Often suffering two or three losses in between occasional wins the Spurs could only manage sporadic 3 and 4 game winning runs during those two months. Nothing to write home about and surely nothing to pin your championship hopes on either. But if this team was to ever manage to field its starting five again, you got the feeling it might prove much stronger and deeper than anyone had imagined.

Then came the month of March. Back came the rested and healed pair of Danny Ferry and Bruce Bowen. Back came some starting five consistency. Back came the long-distance buckets and hard-nosed defense. And suddenly back came the winning. The Spurs won their first game of March against the Timberwolves and haven’t looked back as they rolled on to take 12 straight.

Where did these guys come from? Where’d they learn to do this? If these Spurs are in a self-proclaimed rebuilding mode, they are doing so while on track to win 56 games this season.

They are doing so with a 19 year-old rookie point guard who can do 0 to 60 in less than 4.5 seconds. They are doing so with a top-5 defensive effort and a proven inside-outside offensive game that can now flat roll over you. They are doing so getting consistent quality bench minutes from Italian League refugee Charles Smith and ’99 holdover Malik Rose who has stepped up his game with big time improvement in his points (8.5 to 14) and shooting average (44.1 to 55.3) in the month of March.

Through all the adversity, roster juggling, hand wringing of the first 55 games of the season, a healthy team has suddenly emerged that has finally gelled on and off the court and is indeed stronger than most would have imagined. Just ask the Mavericks and Lakers after their most recent encounters of the “Spurs” kind!

Take Tim Duncan for granted and he will burn you for 30. Give the “Admiral” and inch and he’ll elevate his embalmed carcass skyward and slam a few offensive boards down on you.
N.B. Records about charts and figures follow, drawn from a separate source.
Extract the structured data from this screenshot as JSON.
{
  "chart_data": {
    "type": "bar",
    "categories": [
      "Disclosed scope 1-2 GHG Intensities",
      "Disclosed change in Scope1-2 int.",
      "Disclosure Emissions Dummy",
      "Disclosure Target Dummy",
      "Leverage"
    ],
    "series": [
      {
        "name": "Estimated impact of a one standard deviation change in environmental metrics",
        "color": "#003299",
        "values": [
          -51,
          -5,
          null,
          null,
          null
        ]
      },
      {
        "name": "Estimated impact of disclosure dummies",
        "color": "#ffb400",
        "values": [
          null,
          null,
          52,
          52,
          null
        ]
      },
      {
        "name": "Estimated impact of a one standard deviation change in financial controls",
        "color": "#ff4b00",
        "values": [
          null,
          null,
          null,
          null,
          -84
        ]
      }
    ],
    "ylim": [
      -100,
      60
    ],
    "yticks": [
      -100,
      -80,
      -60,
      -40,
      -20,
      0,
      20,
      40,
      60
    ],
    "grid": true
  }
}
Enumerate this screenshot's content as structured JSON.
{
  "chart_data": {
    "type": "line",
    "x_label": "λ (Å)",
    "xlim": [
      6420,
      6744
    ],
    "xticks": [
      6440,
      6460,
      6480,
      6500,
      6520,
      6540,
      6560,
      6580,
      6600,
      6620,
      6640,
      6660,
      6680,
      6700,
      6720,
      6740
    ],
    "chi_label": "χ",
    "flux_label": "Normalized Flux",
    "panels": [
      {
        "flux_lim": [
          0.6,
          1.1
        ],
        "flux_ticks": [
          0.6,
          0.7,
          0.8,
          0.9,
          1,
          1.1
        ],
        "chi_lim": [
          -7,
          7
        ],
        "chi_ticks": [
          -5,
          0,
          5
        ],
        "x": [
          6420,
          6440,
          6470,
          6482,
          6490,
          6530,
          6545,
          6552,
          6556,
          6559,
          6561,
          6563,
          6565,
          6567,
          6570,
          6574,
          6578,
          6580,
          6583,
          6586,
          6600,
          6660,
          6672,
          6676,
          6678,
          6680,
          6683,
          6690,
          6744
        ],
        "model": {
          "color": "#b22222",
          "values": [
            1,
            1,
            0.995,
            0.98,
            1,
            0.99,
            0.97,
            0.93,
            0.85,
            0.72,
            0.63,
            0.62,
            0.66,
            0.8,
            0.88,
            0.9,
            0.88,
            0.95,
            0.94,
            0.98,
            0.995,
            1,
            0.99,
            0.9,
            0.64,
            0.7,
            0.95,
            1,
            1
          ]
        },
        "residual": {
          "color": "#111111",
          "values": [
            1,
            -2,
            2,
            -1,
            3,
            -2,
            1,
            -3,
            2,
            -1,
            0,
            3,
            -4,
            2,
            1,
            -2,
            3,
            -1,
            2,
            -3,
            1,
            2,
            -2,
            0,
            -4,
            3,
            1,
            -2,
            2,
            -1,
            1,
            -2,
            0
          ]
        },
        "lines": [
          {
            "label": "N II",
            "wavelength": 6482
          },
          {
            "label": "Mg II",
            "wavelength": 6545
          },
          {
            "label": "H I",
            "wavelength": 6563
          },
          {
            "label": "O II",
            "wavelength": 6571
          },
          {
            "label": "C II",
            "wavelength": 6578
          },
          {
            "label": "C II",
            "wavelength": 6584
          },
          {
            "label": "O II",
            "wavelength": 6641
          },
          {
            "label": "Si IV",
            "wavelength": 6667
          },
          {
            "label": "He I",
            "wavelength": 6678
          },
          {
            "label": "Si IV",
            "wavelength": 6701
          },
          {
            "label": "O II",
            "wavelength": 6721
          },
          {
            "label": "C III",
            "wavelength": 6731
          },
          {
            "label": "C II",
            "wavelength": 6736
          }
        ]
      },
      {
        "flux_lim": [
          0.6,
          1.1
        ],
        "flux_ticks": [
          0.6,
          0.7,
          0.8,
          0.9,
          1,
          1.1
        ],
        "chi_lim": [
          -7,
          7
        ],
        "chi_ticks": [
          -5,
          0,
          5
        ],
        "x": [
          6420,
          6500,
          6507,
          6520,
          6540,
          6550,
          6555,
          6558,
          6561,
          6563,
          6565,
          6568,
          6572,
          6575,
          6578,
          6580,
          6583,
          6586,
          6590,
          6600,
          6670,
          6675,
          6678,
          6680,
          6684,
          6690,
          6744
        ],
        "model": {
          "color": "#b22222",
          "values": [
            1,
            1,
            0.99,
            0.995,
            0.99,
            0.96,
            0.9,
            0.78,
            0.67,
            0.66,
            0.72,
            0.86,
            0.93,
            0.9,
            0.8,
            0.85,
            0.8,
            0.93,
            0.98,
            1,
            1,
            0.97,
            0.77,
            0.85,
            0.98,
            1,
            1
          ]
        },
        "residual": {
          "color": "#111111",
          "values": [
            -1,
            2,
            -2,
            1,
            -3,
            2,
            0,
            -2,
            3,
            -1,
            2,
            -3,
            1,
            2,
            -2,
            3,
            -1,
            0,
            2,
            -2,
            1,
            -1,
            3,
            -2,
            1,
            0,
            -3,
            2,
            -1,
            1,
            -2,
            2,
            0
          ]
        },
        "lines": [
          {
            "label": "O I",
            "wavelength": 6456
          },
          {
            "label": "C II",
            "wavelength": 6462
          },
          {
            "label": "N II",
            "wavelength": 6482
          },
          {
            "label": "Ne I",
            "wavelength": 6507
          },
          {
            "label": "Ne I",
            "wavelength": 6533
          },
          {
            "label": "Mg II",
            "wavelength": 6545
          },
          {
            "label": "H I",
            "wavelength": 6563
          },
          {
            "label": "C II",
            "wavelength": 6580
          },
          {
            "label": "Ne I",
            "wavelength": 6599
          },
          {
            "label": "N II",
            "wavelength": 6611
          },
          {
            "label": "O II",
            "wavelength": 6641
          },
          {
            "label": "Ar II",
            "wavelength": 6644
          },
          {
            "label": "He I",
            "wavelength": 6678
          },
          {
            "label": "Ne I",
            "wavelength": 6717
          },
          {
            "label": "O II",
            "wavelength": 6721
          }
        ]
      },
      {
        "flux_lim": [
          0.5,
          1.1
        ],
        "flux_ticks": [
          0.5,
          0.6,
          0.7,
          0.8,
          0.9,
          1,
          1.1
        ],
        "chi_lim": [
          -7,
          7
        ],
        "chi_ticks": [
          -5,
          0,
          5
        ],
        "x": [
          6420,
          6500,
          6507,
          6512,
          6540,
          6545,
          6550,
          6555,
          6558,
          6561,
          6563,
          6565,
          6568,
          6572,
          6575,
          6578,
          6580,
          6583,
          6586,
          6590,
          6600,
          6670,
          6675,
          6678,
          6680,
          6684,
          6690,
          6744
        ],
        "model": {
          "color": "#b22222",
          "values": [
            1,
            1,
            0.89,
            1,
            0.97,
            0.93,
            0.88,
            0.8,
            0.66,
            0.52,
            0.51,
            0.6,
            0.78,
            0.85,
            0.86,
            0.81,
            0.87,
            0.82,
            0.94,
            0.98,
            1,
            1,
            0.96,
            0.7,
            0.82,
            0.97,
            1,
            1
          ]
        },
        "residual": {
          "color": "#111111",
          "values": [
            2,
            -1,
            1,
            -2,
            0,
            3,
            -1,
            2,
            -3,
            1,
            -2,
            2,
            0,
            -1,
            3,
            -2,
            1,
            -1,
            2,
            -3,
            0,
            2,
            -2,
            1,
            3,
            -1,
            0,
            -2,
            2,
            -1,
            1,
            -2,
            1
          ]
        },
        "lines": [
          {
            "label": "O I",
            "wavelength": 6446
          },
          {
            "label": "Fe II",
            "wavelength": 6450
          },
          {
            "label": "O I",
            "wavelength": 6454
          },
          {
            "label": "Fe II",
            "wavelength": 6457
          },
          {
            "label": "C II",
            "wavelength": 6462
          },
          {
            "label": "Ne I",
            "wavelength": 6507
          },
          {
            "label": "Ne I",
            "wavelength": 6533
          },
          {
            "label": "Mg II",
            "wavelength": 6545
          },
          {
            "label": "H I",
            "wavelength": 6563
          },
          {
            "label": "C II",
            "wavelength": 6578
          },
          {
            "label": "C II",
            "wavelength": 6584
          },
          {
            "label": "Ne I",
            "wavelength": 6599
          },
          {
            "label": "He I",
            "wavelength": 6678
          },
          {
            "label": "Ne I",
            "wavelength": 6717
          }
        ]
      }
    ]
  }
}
Leave Ferry, Porter or Steve Smith open outside and they will burn you long distance. Let Bruce Bowen too close and he’ll steal you blind, then bury a bomb from the corner that he pulled from “you know where”! Give Tony Parker a 10 spot and he will run circles around you and dump sugar-glazed crullers in your face. This kid has impressed everyone with his fearlessness in crunch time.

Mowing the Mavs and Lakers in back-to-back monster wins puts the Spurs right back in the mix in the west and now they begin an 11-to-12 game stint against what could end up being all playoff teams. Where they stand at the end of this run should tell us all we need to know about what the Spurs are made of and how they will fare in this year’s NBA playoffs.

With big twin wins over a couple of western conference goliaths having dispelled that ugly “gutless” label, anybody taking this team lightly will definitely be making an early exit from this year’s NBA playoffs. These San Antonio Spurs don’t look soft and gutless anymore.